The book takes the opportunity to review our cultural relationship with sharks and the fears they provoke. It insists that we should not fear them (which is curious in a work about the megalodon), recalls the case of the tiger shark captured and displayed in an aquarium in front of a crowd of people and vomited a tattooed human arm, and maintains that spraying the water with machine gun bullets “is probably the most ineffective method ever tried to protect people from sharks”; hear me, Jason Statham.

What I liked most about Megalodon It is the enthusiastic and melancholic palaeontological vindication of the animal. The book deplores the fact that it is now reduced to a parody of a killer blinded by his voracity and points out that the 2018 film marks the terrible apogee of the great shark as a one-dimensional monster, when it was actually a fascinating creature, “a living, thinking and sensitive being, that reproduced, communicated and swam, as well as killing.” And it says with a strange tenderness: “It almost certainly had its own social structure, its own awareness of its place in the world.” However, it ends on a chilling note of emotion: Tim Flannery does not believe that any megalodon survives (despite the Discovery Channel fake documentary, which mixed the animal with a Nazi submarine!) and believes that only scientific knowledge and fossil discoveries will bring it back to us in all its terrifying splendor, but he remembers that other giant sharks whose existence was not suspected have appeared, such as the megamouth shark (1976), five and a half meters and weighing one ton, which coexisted with the megalodon!

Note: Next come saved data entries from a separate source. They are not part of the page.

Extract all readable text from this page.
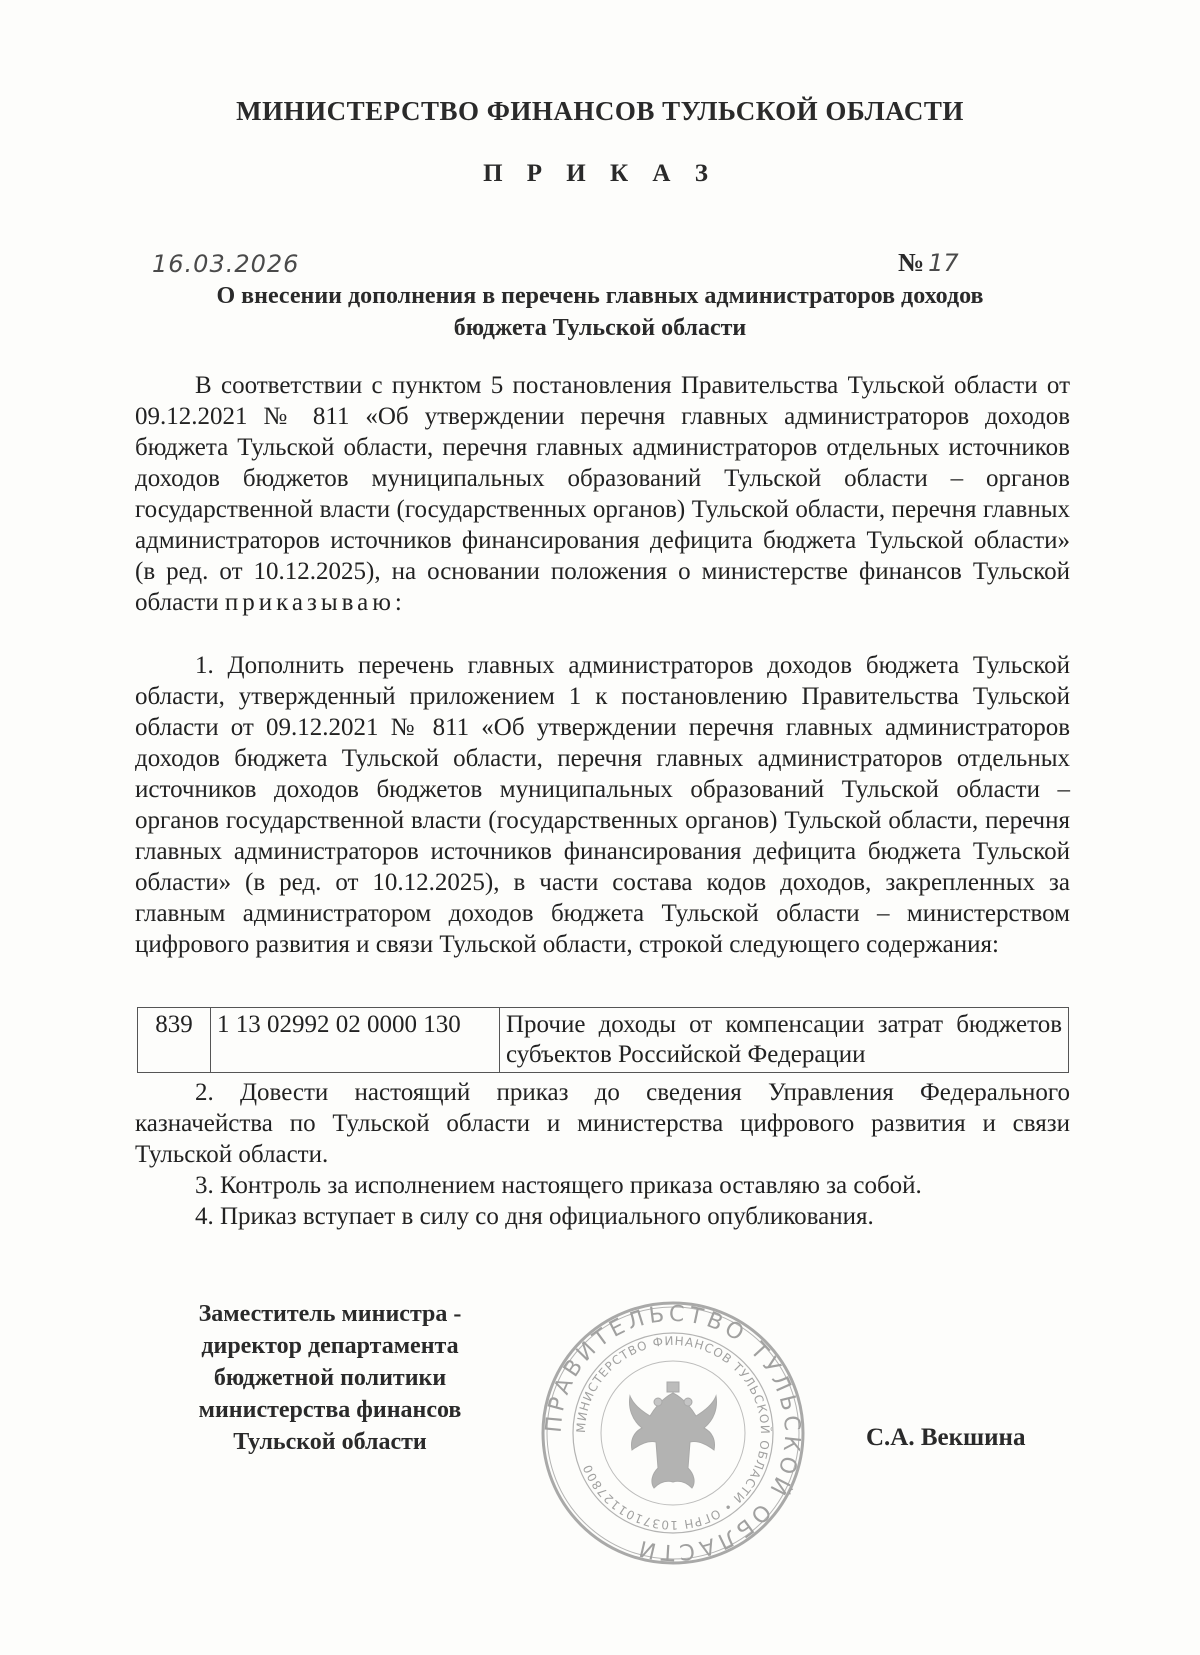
МИНИСТЕРСТВО ФИНАНСОВ ТУЛЬСКОЙ ОБЛАСТИ
П Р И К А З
16.03.2026	№ 17
О внесении дополнения в перечень главных администраторов доходов
бюджета Тульской области

В соответствии с пунктом 5 постановления Правительства Тульской области от 09.12.2021 № 811 «Об утверждении перечня главных администраторов доходов бюджета Тульской области, перечня главных администраторов отдельных источников доходов бюджетов муниципальных образований Тульской области – органов государственной власти (государственных органов) Тульской области, перечня главных администраторов источников финансирования дефицита бюджета Тульской области» (в ред. от 10.12.2025), на основании положения о министерстве финансов Тульской области приказываю:

1. Дополнить перечень главных администраторов доходов бюджета Тульской области, утвержденный приложением 1 к постановлению Правительства Тульской области от 09.12.2021 № 811 «Об утверждении перечня главных администраторов доходов бюджета Тульской области, перечня главных администраторов отдельных источников доходов бюджетов муниципальных образований Тульской области – органов государственной власти (государственных органов) Тульской области, перечня главных администраторов источников финансирования дефицита бюджета Тульской области» (в ред. от 10.12.2025), в части состава кодов доходов, закрепленных за главным администратором доходов бюджета Тульской области – министерством цифрового развития и связи Тульской области, строкой следующего содержания:

839	1 13 02992 02 0000 130	Прочие доходы от компенсации затрат бюджетов субъектов Российской Федерации

2. Довести настоящий приказ до сведения Управления Федерального казначейства по Тульской области и министерства цифрового развития и связи Тульской области.

3. Контроль за исполнением настоящего приказа оставляю за собой.

4. Приказ вступает в силу со дня официального опубликования.

Заместитель министра -
директор департамента
бюджетной политики
министерства финансов
Тульской области
ПРАВИТЕЛЬСТВО ТУЛЬСКОЙ ОБЛАСТИ
МИНИСТЕРСТВО ФИНАНСОВ ТУЛЬСКОЙ ОБЛАСТИ • ОГРН 1037101127800
С.А. Векшина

Or the small ninja lantern shark (2010) whose scientific name, Etmopterus benchleyiis a tribute to the author of the novel Shark…

Reading the book about the megalodon coincides precisely with the news that last Tuesday, the well-known surfer Kai McKenzie, 23, was attacked by a three-metre white shark on an Australian beach. The athlete and his leg arrived separately at the beach and were taken to the hospital, 200 kilometres away, in different vehicles, Kai with a tourniquet made from a dog leash (sometimes it is better to have a dog than a cat). McKenzie, who has had his severed leg re-implanted, had just recovered from a nasty cervical injury caused by planking.

The Pelayo restaurant in Formentera.
The Pelayo restaurant in Formentera.

And now, the news from Formentera. First the good news: the macaw Lola He is in good health and has a beautiful new plumage, and has finally allowed me to photograph him on my shoulder, which has made my dream of being photographed as Long John Silver (with two legs) come true. Martí Mayans, the young man who revolutionised the island’s countryside with his organic farming initiative Agromartí, has opened his restaurant Can Martí in the old Sol y Luna, owned by his family, renovating the place that had its distinctive identity with its oilcloth tablecloths, opening up good views of the sea and with a menu that those who know about these things of gastronomy and can even distinguish shark fins from escalopes, say is magnificent. Finally, after many years of abandonment, Ca Na Cristina, a visual reference house, also in the Els Pinars area, has been renovated and dignified. The aesthetics and atmosphere of the Kiosko 62 beach bar, formerly Sun Splash, formerly La Denise, now called Karai and with allusions to Baja California (hopefully not the sharks), have been maintained, although they are aiming for the island’s outrageous prices: gin and tonic, vodka with lemon (Fanta) and plain nachos, 30 euros. And the bad news: El Pelayo, as I was saying, with its large and endearing Formentera-Colombian family, seems to have its days numbered. They don’t want to renew their contract. So everything points to this being the last summer of a place for which, due to its authenticity, cordiality and friendliness, there is no replacement in a Formentera that seems to be betting largely on exclusivity, long shots and money, forgetting its origins of sun, sand and fraternity with a wild side. Formentera without El Pelayo: that would be, oh, a terrible bite.